Уильям Теккерей - Базар житейской суеты. Часть 3
День проходилъ за днемъ, и наши дамы на Королевиной усадьбѣ проводили свою жизнь въ тѣхъ мирныхъ занятіяхъ и забавахъ, которыми вообще продовольствуется женскій полъ, проживающій въ деревнѣ или на дачѣ. Колокола звонили и перезванивали, давая знать, кому слѣдуетъ, что наступило время обѣда, ужина, молитвы. Молодыя леди, каждое утро передъ завтракомъ, упражнялись на фортепьяно, пользуясь наставленіями и совѣтами мистриссъ Бекки. Затѣмъ, обувшись въ толстые, непромокаемые башмаки, онѣ выходили въ паркъ, въ рощу, или иногда совершали путешествія въ деревню и посѣщали крестьянскія хижины, предлагая бѣднымъ паціентамъ микстуру, порошки и маленькія книжечки по рецепту леди Саутдаунъ. Вдовствующая леди между-тѣмъ разъѣзжала въ своей одноколкѣ вмѣстѣ съ мистриссъ Бекки, которая слушала ея поучительную бесѣду съ ревностнымъ вниманіемъ новообращенной прозелитки. По вечерамъ, окруженная членами всей фамиліи, она пѣла ораторіи Генделя и Гайдна, или вышивала по канвѣ, какъ-будто судьба предназначила ее для безпрерывнаго труда и, покорная этому назначенію, она будетъ нести тихій и скромный образъ жизни до глубочайшей старости, когда снизойдетъ она въ могилу, оплакиваемая своими безчисленными друзьями… Увы! Знала мистриссъ Бекки, что за воротами Королевиной усадьбы, вновь откроется для нея Базаръ Житейской Суеты съ его безконечными заботами, интригами, сплетнями, планами и… нищетой, которая ожидаетъ ее въ Курцонской улицѣ, что на Майской ярмаркѣ, въ домѣ мелочнаго лавочника Реггльса.

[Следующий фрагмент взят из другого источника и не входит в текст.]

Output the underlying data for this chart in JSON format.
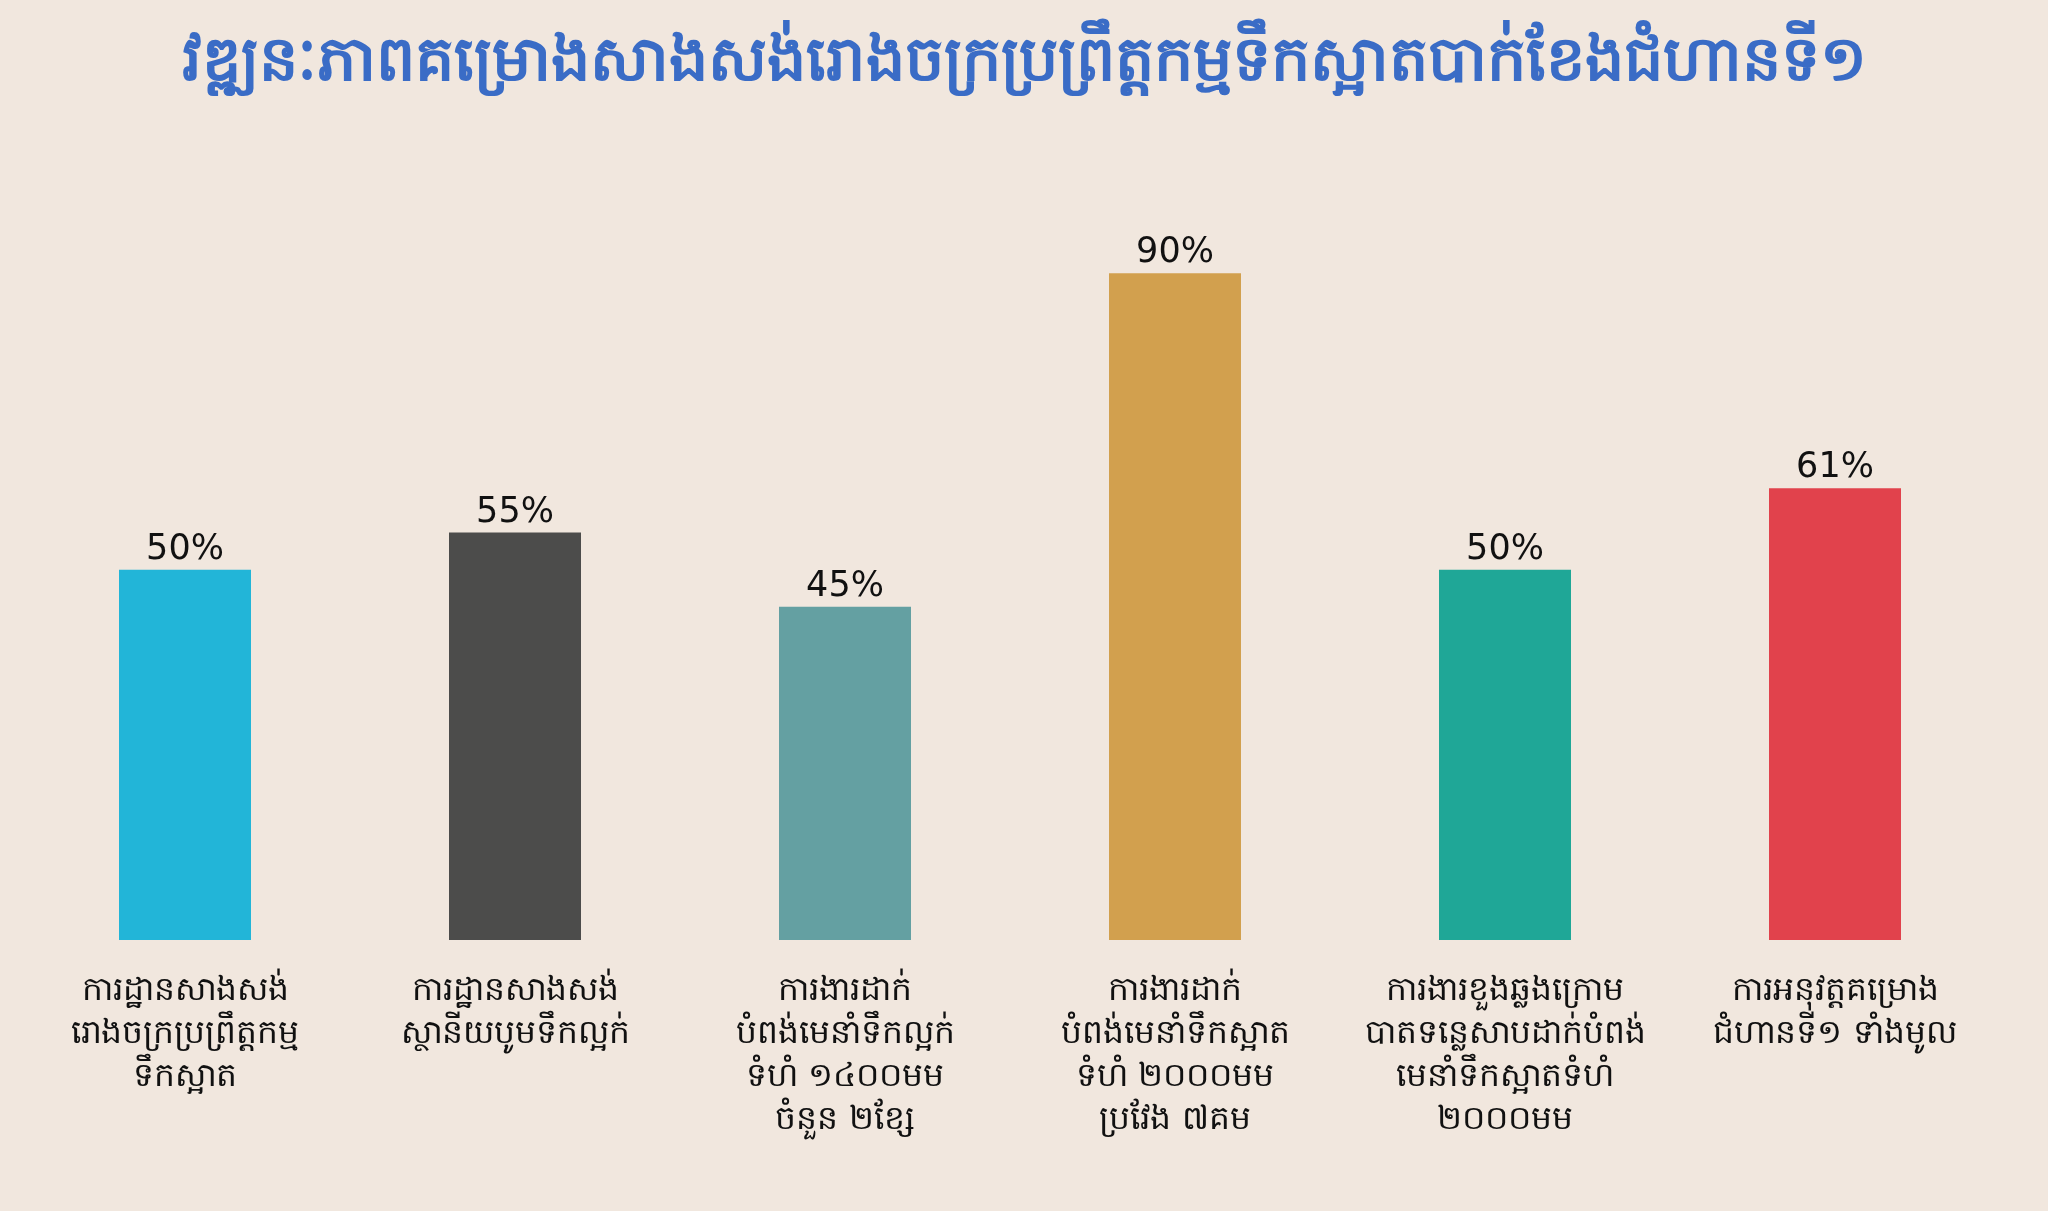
{
  "chart_data": {
    "type": "bar",
    "title": "វឌ្ឍនៈភាពគម្រោងសាងសង់រោងចក្រប្រព្រឹត្តកម្មទឹកស្អាតបាក់ខែងជំហានទី១",
    "categories": [
      "ការដ្ឋានសាងសង់\nរោងចក្រប្រព្រឹត្តកម្ម\nទឹកស្អាត",
      "ការដ្ឋានសាងសង់\nស្ថានីយបូមទឹកល្អក់",
      "ការងារដាក់\nបំពង់មេនាំទឹកល្អក់\nទំហំ ១៤០០មម\nចំនួន ២ខ្សែ",
      "ការងារដាក់\nបំពង់មេនាំទឹកស្អាត\nទំហំ ២០០០មម\nប្រវែង ៧គម",
      "ការងារខួងឆ្លងក្រោម\nបាតទន្លេសាបដាក់បំពង់\nមេនាំទឹកស្អាតទំហំ\n២០០០មម",
      "ការអនុវត្តគម្រោង\nជំហានទី១ ទាំងមូល"
    ],
    "values": [
      50,
      55,
      45,
      90,
      50,
      61
    ],
    "value_labels": [
      "50%",
      "55%",
      "45%",
      "90%",
      "50%",
      "61%"
    ],
    "colors": [
      "#22b5d8",
      "#4c4c4b",
      "#64a0a2",
      "#d2a04e",
      "#1fa797",
      "#e1424c"
    ],
    "tick_labels": "x",
    "grid": false
  }
}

— Кажется нѣтъ никакого труда быть женою помѣщика-джентльмена, думала Ребекка. Вѣроятно я съумѣла бы разыграть роль добрѣйшей женщины при пяти тысячахъ фунтовъ годоваго дохода. Не нужно особенной хитрости ухаживать за дѣтьми и собирать абрикосы въ оранжереяхъ. Я съумѣла бы поливать цвѣты въ куртинахъ, или срывать желтыя листья съ гераніума. Съумѣла бы разспрашивать старухъ о ихъ ревматизмахъ, и заказывать супъ въ полкроны для бѣдняка. Убытка тутъ не было бы изъ пяти тысячь дохода. Съумѣла бы я ѣздить миль за десять на провинціальные обѣды, и щеголять прошлогодними модами въ кругу этихъ незатѣйливыхъ леди. Съумѣла бы я и расплачиваться со всѣми, еслибъ только были у меня деньги. Съумѣла бы… но вѣдь это, кажется, и все, чѣмъ гордятся здѣшніе джентльмены и леди. Они смотрятъ съ высока на насъ, горемычныхъ бѣдняковъ, и воображаютъ, что оказываютъ великое благодѣяніе, какъ-скоро даютъ какой-нибудь пятифунтовый билетикъ нашимъ дѣтямъ…

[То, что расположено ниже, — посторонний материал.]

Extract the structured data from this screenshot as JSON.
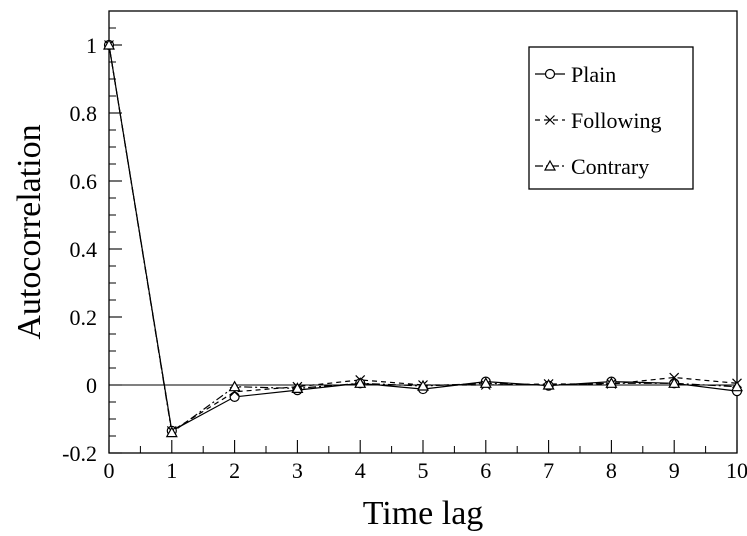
{
  "chart_data": {
    "type": "line",
    "xlabel": "Time lag",
    "ylabel": "Autocorrelation",
    "xlim": [
      0,
      10
    ],
    "ylim": [
      -0.2,
      1.1
    ],
    "xticks": [
      "0",
      "1",
      "2",
      "3",
      "4",
      "5",
      "6",
      "7",
      "8",
      "9",
      "10"
    ],
    "yticks": [
      "-0.2",
      "0",
      "0.2",
      "0.4",
      "0.6",
      "0.8",
      "1"
    ],
    "ytick_values": [
      -0.2,
      0,
      0.2,
      0.4,
      0.6,
      0.8,
      1.0
    ],
    "zero_line": true,
    "grid": false,
    "legend_position": "top-right",
    "x": [
      0,
      1,
      2,
      3,
      4,
      5,
      6,
      7,
      8,
      9,
      10
    ],
    "series": [
      {
        "name": "Plain",
        "marker": "circle",
        "line_style": "solid",
        "color": "#000000",
        "values": [
          1.0,
          -0.135,
          -0.035,
          -0.015,
          0.005,
          -0.012,
          0.01,
          -0.002,
          0.01,
          0.005,
          -0.018
        ]
      },
      {
        "name": "Following",
        "marker": "x",
        "line_style": "dashed",
        "color": "#000000",
        "values": [
          1.0,
          -0.135,
          -0.02,
          -0.005,
          0.015,
          0.0,
          0.0,
          0.003,
          0.003,
          0.022,
          0.005
        ]
      },
      {
        "name": "Contrary",
        "marker": "triangle",
        "line_style": "dashdot",
        "color": "#000000",
        "values": [
          1.0,
          -0.14,
          -0.005,
          -0.01,
          0.005,
          -0.003,
          0.005,
          0.0,
          0.005,
          0.005,
          -0.005
        ]
      }
    ]
  }
}
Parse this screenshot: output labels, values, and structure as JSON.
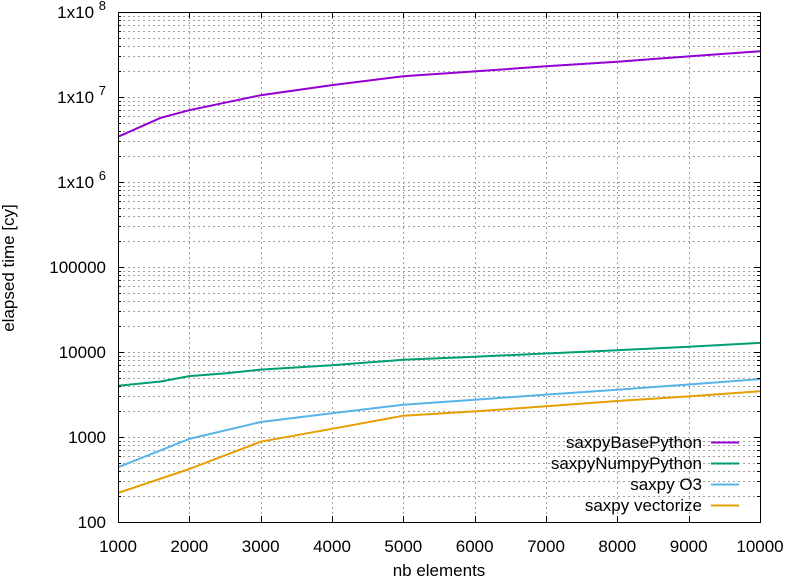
{
  "chart_data": {
    "type": "line",
    "title": "",
    "xlabel": "nb elements",
    "ylabel": "elapsed time [cy]",
    "x_scale": "linear",
    "y_scale": "log",
    "xlim": [
      1000,
      10000
    ],
    "ylim": [
      100,
      100000000
    ],
    "grid": true,
    "legend_position": "bottom-right",
    "x_ticks": [
      1000,
      2000,
      3000,
      4000,
      5000,
      6000,
      7000,
      8000,
      9000,
      10000
    ],
    "x_tick_labels": [
      "1000",
      "2000",
      "3000",
      "4000",
      "5000",
      "6000",
      "7000",
      "8000",
      "9000",
      "10000"
    ],
    "y_ticks": [
      {
        "value": 100,
        "label": "100"
      },
      {
        "value": 1000,
        "label": "1000"
      },
      {
        "value": 10000,
        "label": "10000"
      },
      {
        "value": 100000,
        "label": "100000"
      },
      {
        "value": 1000000,
        "label": "1x10",
        "exp": "6"
      },
      {
        "value": 10000000,
        "label": "1x10",
        "exp": "7"
      },
      {
        "value": 100000000,
        "label": "1x10",
        "exp": "8"
      }
    ],
    "series": [
      {
        "name": "saxpyBasePython",
        "color": "#9400d3",
        "x": [
          1000,
          1600,
          2000,
          3000,
          4000,
          5000,
          6000,
          7000,
          8000,
          9000,
          10000
        ],
        "values": [
          3400000,
          5700000,
          7000000,
          10500000,
          13800000,
          17500000,
          20000000,
          23000000,
          26000000,
          30000000,
          34500000
        ]
      },
      {
        "name": "saxpyNumpyPython",
        "color": "#009e73",
        "x": [
          1000,
          1600,
          2000,
          2500,
          3000,
          4000,
          5000,
          6000,
          7000,
          8000,
          9000,
          10000
        ],
        "values": [
          4000,
          4500,
          5200,
          5600,
          6200,
          7000,
          8100,
          8800,
          9600,
          10500,
          11500,
          12800
        ]
      },
      {
        "name": "saxpy O3",
        "color": "#56b4e9",
        "x": [
          1000,
          2000,
          3000,
          4000,
          5000,
          6000,
          7000,
          8000,
          9000,
          10000
        ],
        "values": [
          440,
          950,
          1500,
          1900,
          2400,
          2750,
          3150,
          3600,
          4150,
          4800
        ]
      },
      {
        "name": "saxpy vectorize",
        "color": "#e69f00",
        "x": [
          1000,
          2000,
          3000,
          4000,
          5000,
          6000,
          7000,
          8000,
          9000,
          10000
        ],
        "values": [
          220,
          420,
          880,
          1250,
          1780,
          2000,
          2300,
          2650,
          3000,
          3450
        ]
      }
    ]
  }
}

И кто знаетъ, что всѣ эти умозрѣнія Ребекки…
Позвольте, однакожь, мнѣ пришла въ голову остроумная мысль одного древнѣйшаго японскаго философа, который, бывъ нѣсколько десятилѣтій погруженъ въ созерцаніе человѣческой природы, замѣтилъ весьма справедливо, что «всѣ мы — люди, всѣ — человѣки», — и эту самую сентенцію, какъ вы знаете, старинный нашъ знакомый, Терренцій, перевелъ на свой языкъ такимъ-образомъ: «homo sum, et nihil humani а me alienum esse pulo». Ha что, черезъ нѣсколько вѣковъ, послѣдовалъ и комментарій римскаго философа, Сенеки, въ такомъ тонѣ: «omnia vitiorum genera paupertas ac miseria pariunt, et»… Люблю латинскія цитаты; но еще больше люблю точки, и сейчасъ же, съ вашего позволенія, поставлю цѣлую строку точекъ въ такомъ порядкѣ:. . . . . . . . . . . . . . . . . . . . . . . . . . . . . . . . . . . . . . . . . . . . . . .
Всѣ старыя убѣжища, старыя поля и лѣса, кустарники, рощи, пруды и сады, комнаты стариннаго дома, гдѣ она провела пару годовъ, лѣтъ за семь передъ этимъ, все было изслѣдовано и разсмотрѣно проницательными глазками мистриссъ Бекки. Тогда она была молода, то-есть, говоря сравнительно; потому-что, въ строгомъ смыслѣ, она не могла припомнить, была ли когда-нибудь молода. Всѣ тогдашнія мысли и чувства живо опять обрисовались въ ея маленькой головкѣ, и она сравнивала ихъ съ теперешними мыслями и чувствами послѣ семи лѣтъ, проведенныхъ ею въ шумномъ кругу свѣта, среди великихъ людей и различныхъ націй. О, какъ возвысилась она надъ своей первоначальной, скромной долей!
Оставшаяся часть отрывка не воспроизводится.